When we break down sunlight using a prism we obtain a continuous spectrum, made up of a large number of wavelengths.

Gases, on the contrary, generate discontinuous or line spectra. The following figure shows the spectrum of helium, obtained by exciting the helium atoms by means of an electrical discharge, energy that they absorb to later emit it in the form of light.

The light emitted by the helium atoms when they are de-excited passes through a slit, is scattered in a prism and is recorded on photographic film.

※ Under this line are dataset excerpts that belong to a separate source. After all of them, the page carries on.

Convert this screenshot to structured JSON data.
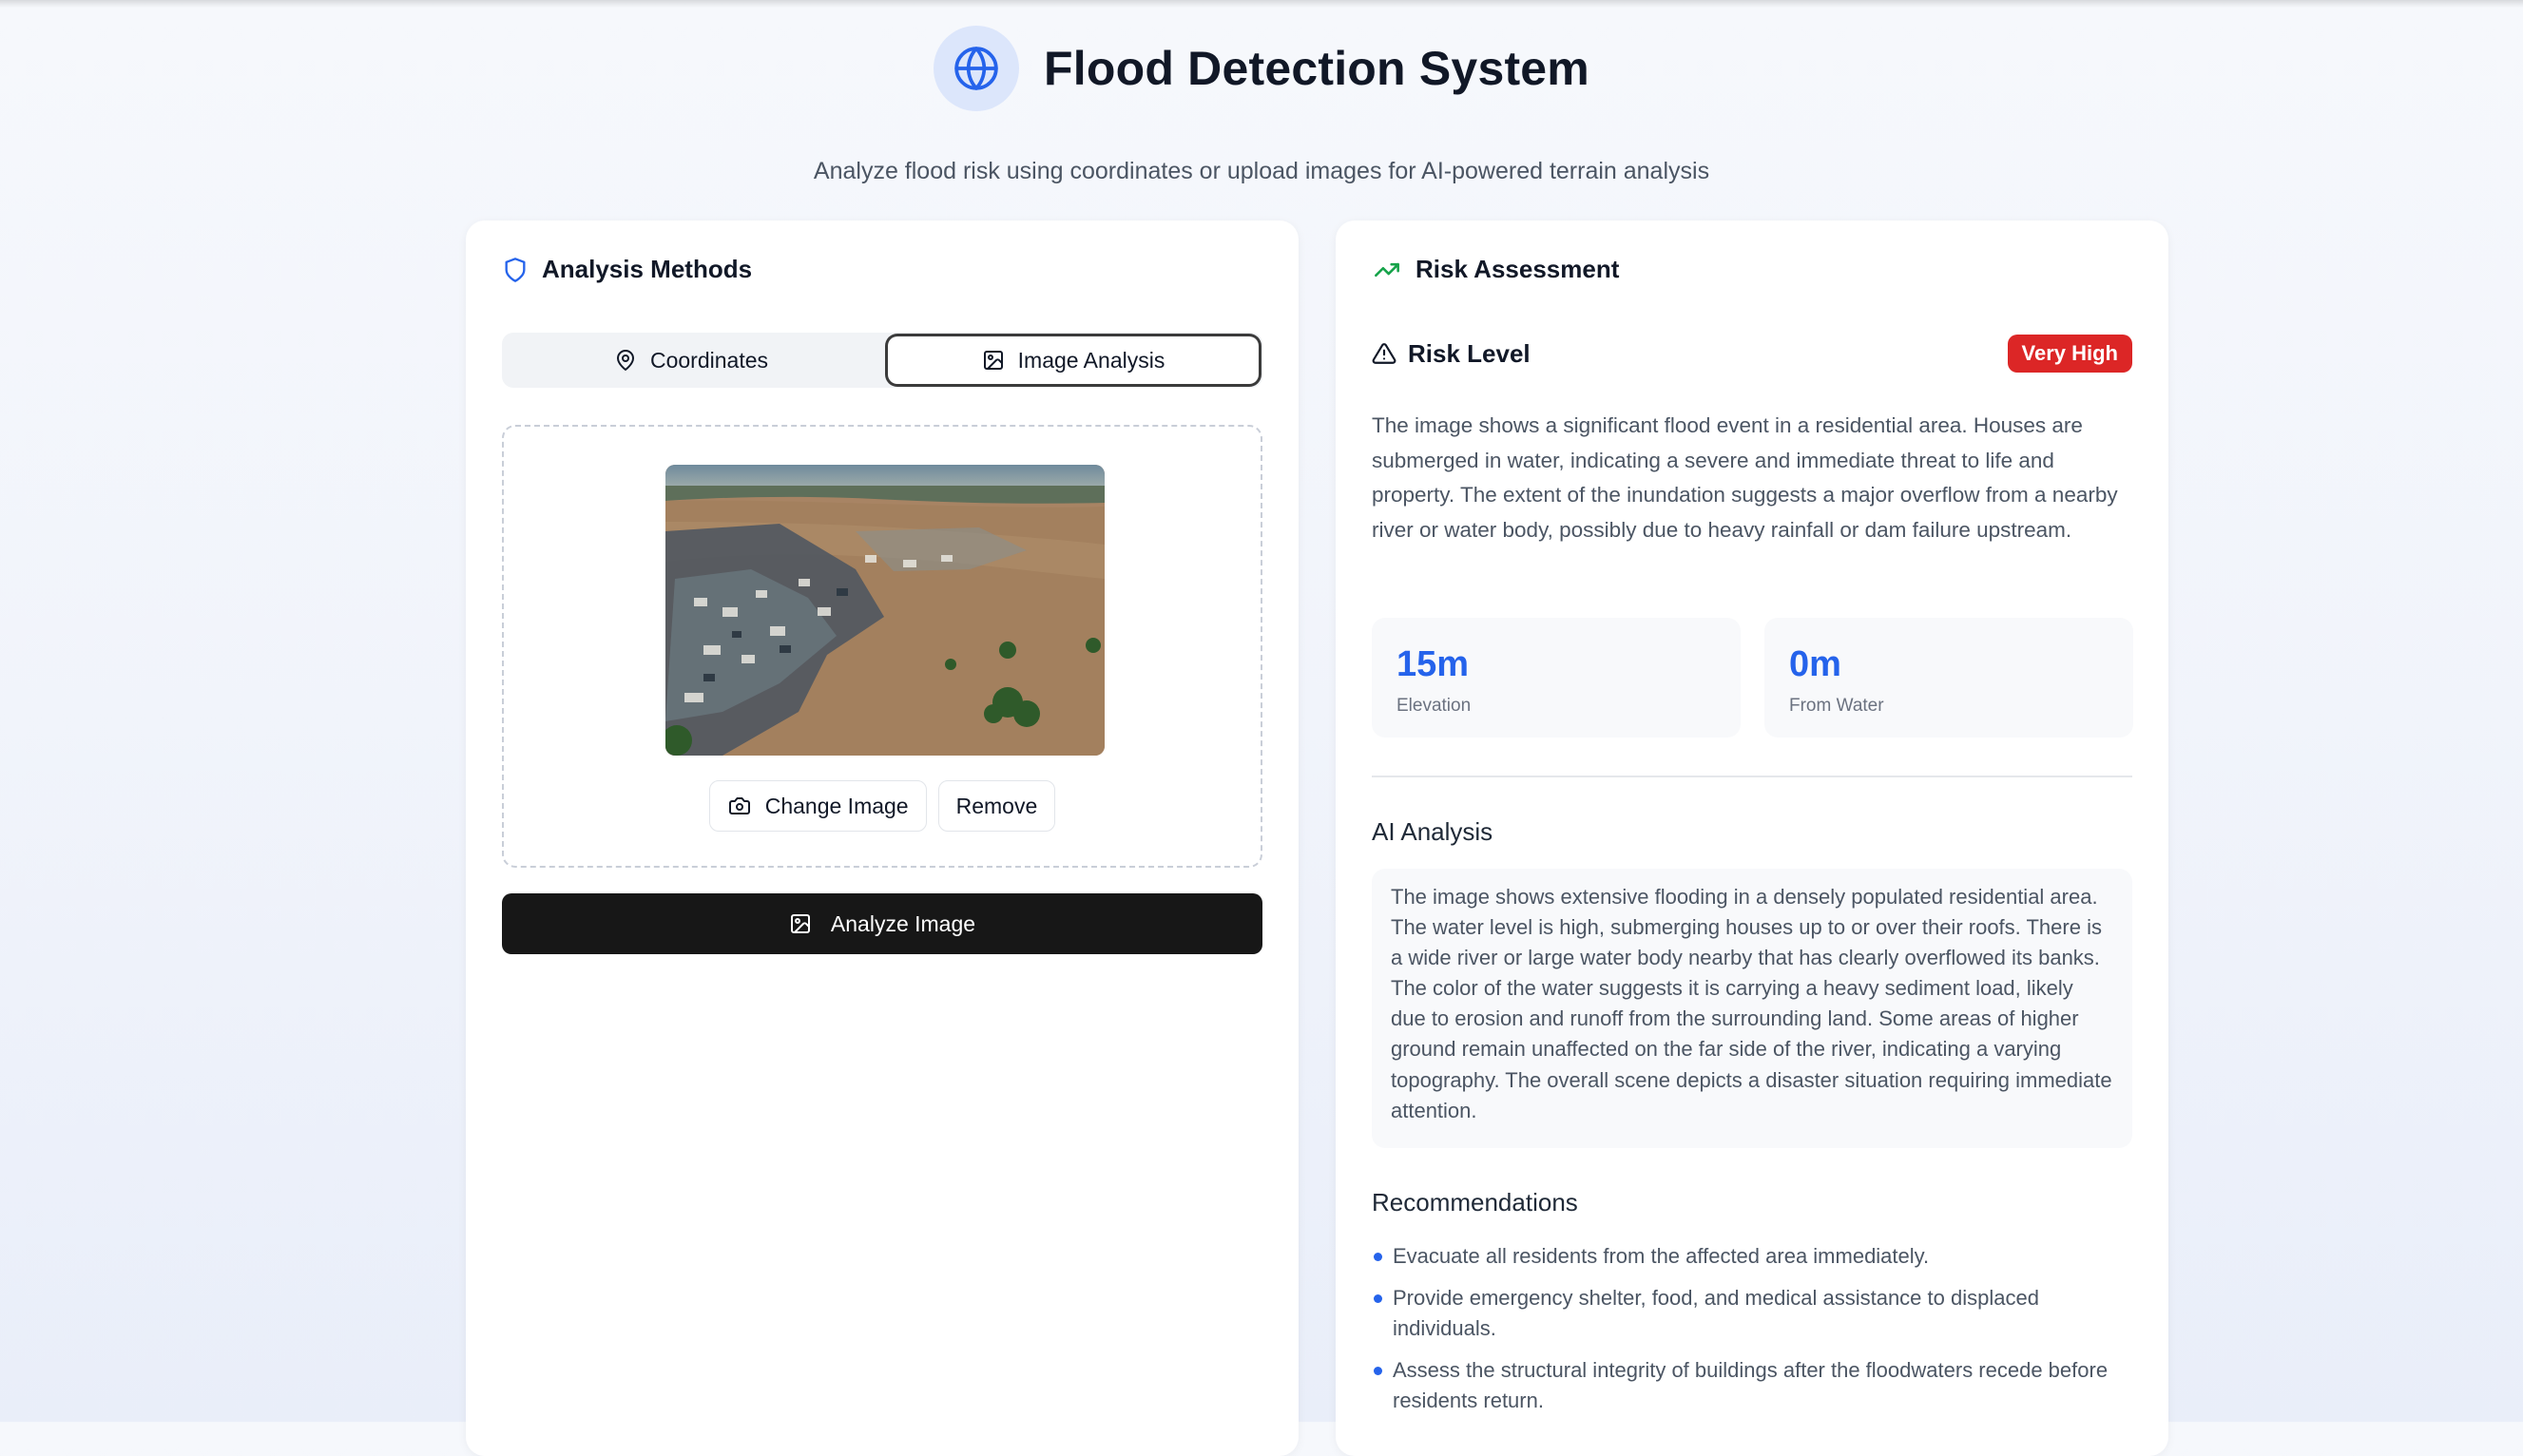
{
  "header": {
    "title": "Flood Detection System",
    "subtitle": "Analyze flood risk using coordinates or upload images for AI-powered terrain analysis",
    "icon": "globe-icon"
  },
  "colors": {
    "accent": "#2563eb",
    "danger": "#dc2626",
    "primary_button": "#171717",
    "trend": "#16a34a"
  },
  "analysis": {
    "title": "Analysis Methods",
    "icon": "shield-icon",
    "tabs": [
      {
        "label": "Coordinates",
        "icon": "map-pin-icon",
        "active": false
      },
      {
        "label": "Image Analysis",
        "icon": "image-icon",
        "active": true
      }
    ],
    "change_image_label": "Change Image",
    "remove_label": "Remove",
    "analyze_label": "Analyze Image"
  },
  "risk": {
    "title": "Risk Assessment",
    "icon": "trending-up-icon",
    "level_label": "Risk Level",
    "level_value": "Very High",
    "description": "The image shows a significant flood event in a residential area. Houses are submerged in water, indicating a severe and immediate threat to life and property. The extent of the inundation suggests a major overflow from a nearby river or water body, possibly due to heavy rainfall or dam failure upstream.",
    "stats": [
      {
        "value": "15m",
        "label": "Elevation"
      },
      {
        "value": "0m",
        "label": "From Water"
      }
    ],
    "ai_title": "AI Analysis",
    "ai_text": "The image shows extensive flooding in a densely populated residential area. The water level is high, submerging houses up to or over their roofs. There is a wide river or large water body nearby that has clearly overflowed its banks. The color of the water suggests it is carrying a heavy sediment load, likely due to erosion and runoff from the surrounding land. Some areas of higher ground remain unaffected on the far side of the river, indicating a varying topography. The overall scene depicts a disaster situation requiring immediate attention.",
    "recommendations_title": "Recommendations",
    "recommendations": [
      "Evacuate all residents from the affected area immediately.",
      "Provide emergency shelter, food, and medical assistance to displaced individuals.",
      "Assess the structural integrity of buildings after the floodwaters recede before residents return."
    ]
  }
}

Each chemical element has a characteristic spectrum, which allows it to be identified. Thus, helium (from the Greek, helios, means sun) was discovered during a solar eclipse, 27 years before being isolated.

In 1885, Johamm Balmer, empirically obtained an equation that predicted the frequencies at which the spectral lines of the hydrogen atom appeared in the visible region (Balmer series).

\begin{equation} \nu=3.2881x10^{15}\ s^{-1}\left(\frac{1}{2^2}-\frac{1}{n^2}\right) \end{equation}

Where, $\nu$, is the frequency at which each spectrum line appears and $n$ is an integer greater than or equal to two.

Substituting in the equation n=3 the frequency of the red line is obtained, with n=4 the greenish blue one, with n=5 the blue one and so on.

Spectral lines give us important information about the structure of atoms, suggesting that electrons can only be found at certain energy levels. These experimental observations could not be explained by classical physics, giving rise to a new theory, quantum mechanics.

In 1888, Rydberg proposed a formula that generated the spectral lines both in the visible zone and in the infrared and ultraviolet.

\begin{equation}\nu=3.29x10^{15}\left(\frac{1}{n_i^2}-\frac{1}{n_f^2}\right)\end{equation}

Being $n_i$ and $n_f$ integers, with $n_i>n_f$

The Rydberg constant can be expressed in different units:

$R=1.096x10^{7}\;m^{-1}$

$R=3.29x10^{15}\;s^{-1}$

$R=2.18x10^{-18}\;J$